5 Reverb Mixing Tips

Achieve a more professional sounding mix with these five reverb mixing tips. Learn how to use reverb to create space and add depth to your music.

Reverb Mixing Tips

Mixing with Reverb

Reverb is an essential part of every mix, and one of the most widely used time-based effects for good reasons. Creating space and depth is vital when you’re mixing music. Treating your music with reverb is also necessary to create the impression of distance and separation between elements. Not to mention, it excels at simply making elements in a mix sound better!

Professional mixes create the illusion of three dimensions: width, depth, and height. Reverb and other effects like delay, chorus, and equalization are often used to achieve a sense of depth. For example, the more reverb an element has, the further back in the mix it will fall. Conversely, dry elements are perceived to sit more forward in the mix.

Reverb is also one of the most versatile effects used in mixing because it’s applicable as both a utility and a creative tool. Most importantly, reverb provides that integral sense of natural space, silkiness, and intrigue that glues your mixes together and immerses listeners.
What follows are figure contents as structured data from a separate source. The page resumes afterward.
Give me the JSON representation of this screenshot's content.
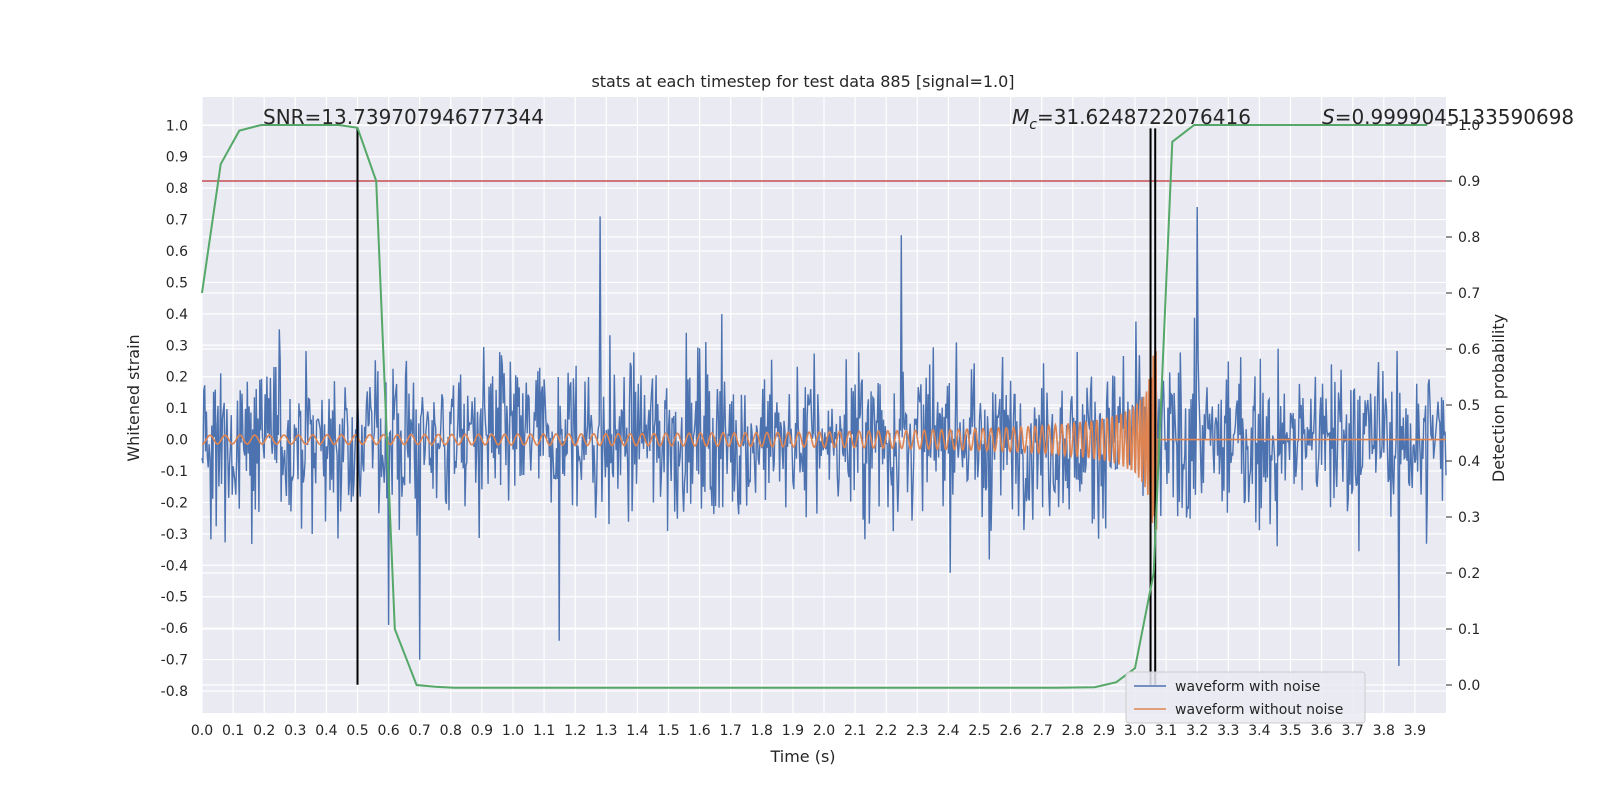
{
  "chart_data": {
    "type": "line",
    "title": "stats at each timestep for test data 885 [signal=1.0]",
    "xlabel": "Time (s)",
    "ylabel": "Whitened strain",
    "ylabel_right": "Detection probability",
    "xlim": [
      0.0,
      4.0
    ],
    "ylim": [
      -0.87,
      1.09
    ],
    "ylim_right": [
      -0.05,
      1.05
    ],
    "x_ticks": [
      "0.0",
      "0.1",
      "0.2",
      "0.3",
      "0.4",
      "0.5",
      "0.6",
      "0.7",
      "0.8",
      "0.9",
      "1.0",
      "1.1",
      "1.2",
      "1.3",
      "1.4",
      "1.5",
      "1.6",
      "1.7",
      "1.8",
      "1.9",
      "2.0",
      "2.1",
      "2.2",
      "2.3",
      "2.4",
      "2.5",
      "2.6",
      "2.7",
      "2.8",
      "2.9",
      "3.0",
      "3.1",
      "3.2",
      "3.3",
      "3.4",
      "3.5",
      "3.6",
      "3.7",
      "3.8",
      "3.9"
    ],
    "y_ticks": [
      "1.0",
      "0.9",
      "0.8",
      "0.7",
      "0.6",
      "0.5",
      "0.4",
      "0.3",
      "0.2",
      "0.1",
      "0.0",
      "-0.1",
      "-0.2",
      "-0.3",
      "-0.4",
      "-0.5",
      "-0.6",
      "-0.7",
      "-0.8"
    ],
    "y_ticks_right": [
      "1.0",
      "0.9",
      "0.8",
      "0.7",
      "0.6",
      "0.5",
      "0.4",
      "0.3",
      "0.2",
      "0.1",
      "0.0"
    ],
    "grid": true,
    "annotations": {
      "snr": "SNR=13.739707946777344",
      "mc_symbol": "M",
      "mc_sub": "c",
      "mc_value": "=31.6248722076416",
      "s_symbol": "S",
      "s_value": "=0.9999045133590698"
    },
    "legend": {
      "placement": "lower-right",
      "entries": [
        {
          "label": "waveform with noise",
          "color": "#4c72b0"
        },
        {
          "label": "waveform without noise",
          "color": "#dd8452"
        }
      ]
    },
    "noisy_waveform": {
      "name": "waveform with noise",
      "color": "#4c72b0",
      "x_range": [
        0.0,
        4.0
      ],
      "typical_envelope": [
        -0.5,
        0.45
      ],
      "peaks": [
        {
          "x": 1.28,
          "y": 0.71
        },
        {
          "x": 3.2,
          "y": 0.74
        },
        {
          "x": 2.25,
          "y": 0.65
        },
        {
          "x": 0.7,
          "y": -0.7
        },
        {
          "x": 3.85,
          "y": -0.72
        },
        {
          "x": 0.6,
          "y": -0.59
        },
        {
          "x": 1.15,
          "y": -0.64
        }
      ]
    },
    "clean_waveform": {
      "name": "waveform without noise",
      "color": "#dd8452",
      "merger_time": 3.07,
      "peak_amplitude": 0.53,
      "early_amplitude": 0.015
    },
    "detection_probability": {
      "color": "#55a868",
      "axis": "right",
      "x": [
        0.0,
        0.06,
        0.12,
        0.19,
        0.25,
        0.31,
        0.37,
        0.44,
        0.5,
        0.56,
        0.62,
        0.69,
        0.75,
        0.81,
        0.87,
        0.94,
        1.0,
        1.25,
        1.5,
        1.75,
        2.0,
        2.25,
        2.5,
        2.75,
        2.87,
        2.94,
        3.0,
        3.06,
        3.12,
        3.19,
        3.25,
        3.5,
        3.75,
        3.94
      ],
      "y": [
        0.7,
        0.93,
        0.99,
        1.0,
        1.0,
        1.0,
        1.0,
        1.0,
        0.995,
        0.9,
        0.1,
        0.0,
        -0.003,
        -0.005,
        -0.005,
        -0.005,
        -0.005,
        -0.005,
        -0.005,
        -0.005,
        -0.005,
        -0.005,
        -0.005,
        -0.005,
        -0.004,
        0.005,
        0.03,
        0.2,
        0.97,
        1.0,
        1.0,
        1.0,
        1.0,
        1.0
      ]
    },
    "threshold_line": {
      "y_right": 0.9,
      "color": "#c44e52"
    },
    "vertical_markers": [
      {
        "x": 0.5,
        "color": "#000000"
      },
      {
        "x": 3.05,
        "color": "#000000"
      },
      {
        "x": 3.065,
        "color": "#000000"
      }
    ]
  }
}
The following reverb mixing tips offer a few methods used to achieve a more polished mix with this coveted effect.

Reverb Mixing Tips

Create a Cohesive Space

Applying subtle amounts of reverb to a group of instruments or the entire mix will help give your tracks some cohesion. Sending multiple tracks through a reverb bus also puts them in the same space, which will sound more natural. This technique is often used on a drum bus to glue all the elements together in addition to creating a sense of depth.

The best way to achieve this technique is to set up an auxiliary bus with a reverb that has a short tail and even some pre-delay to let the transients through unaffected. Furthermore, auxiliary buses allow you to send multiple tracks to a single reverb which also cuts down the CPU load.

In addition, try using different reverbs for various groups to create even more dimension.

Enhancing Transients and Harmonics

Another great thing about auxiliary buses is that you can add various other effects to enhance the reverb treatment. For example, loading a transient designer before the reverb and adjusting the attack will tighten up the effect. This technique works great for making drums and other transient rich elements sound punchier.

Applying subtle amounts of saturation or distortion before the reverb is another method that adds excitement. This technique enhances harmonics and adds a gritty vibe to the reverb tail that fattens the sound more. Also, pitch shifting the signal up 12 semitones before the reverb will intensify the harmonics and presence of any sound running through it.

De-Essing Reverb

De-essers are often deployed to treat vocals and tame those sibilant “s” sounds. However, de-essers also work great for rounding off harsh high frequencies on individual elements or even entire mixes. Likewise, loading a de-esser before the reverb is a nice technique that helps smooth out any excessive sibilance that may sound unpleasant.

Panning Reverbs

Reverb is the ideal method for creating space and adding depth. Also, most reverb plugins operate in stereo. However, there are some fun tricks out there that use reverb in mono.

This reverb mixing tip explains how to enhance the stereo width of instruments or vocals without using stereo widening tools. Accomplish this technique by first creating an auxiliary bus loaded with a mono reverb or a device that will mono the reverb. Next, make the instrument or vocal you wish to treat mono as well. Lastly, send the track through the mono reverb auxiliary bus and then pan the two tracks in opposite directions to create a full sounding stereo effect.

Make the sound even more interesting by loading various other effects to the reverb track. Be sure to cut out any unnecessary low frequencies with an EQ to keep the mix clean.

Mixing Multiple Reverbs

Another method that creates a more dimensional sounding mix is using multiple reverbs together to construct richer spaces. No rule says you can’t use more than one reverb on a sound. In fact, subtle amounts of multiple reverb types will form a more natural sounding space.

For example, employing a plate reverb to add foreground ambiance, and a hall reverb for background ambiance builds a more realistic sense of space.

Furthermore, using different reverb types on individual elements helps to create contrast. For example, vocals and guitars often occupy the same frequency range. Placing the two elements in different spaces helps separate them in the mix.

Bonus Reverb Mixing Tips:

Reverb is a powerful effect and is meant to add a subtle layer of ambiance to your mix. It’s important to remember that a little reverb goes a long way. Too much of it can quickly clutter your mix and cause various issues. When working with reverb, it’s recommended to highpass filter the effect to prevent low-frequency buildup.

Also, try experimenting with various other effects to transform your reverb tails. For example, loading a tremolo or LFO effect after the reverb will add some subtle movement to your mix.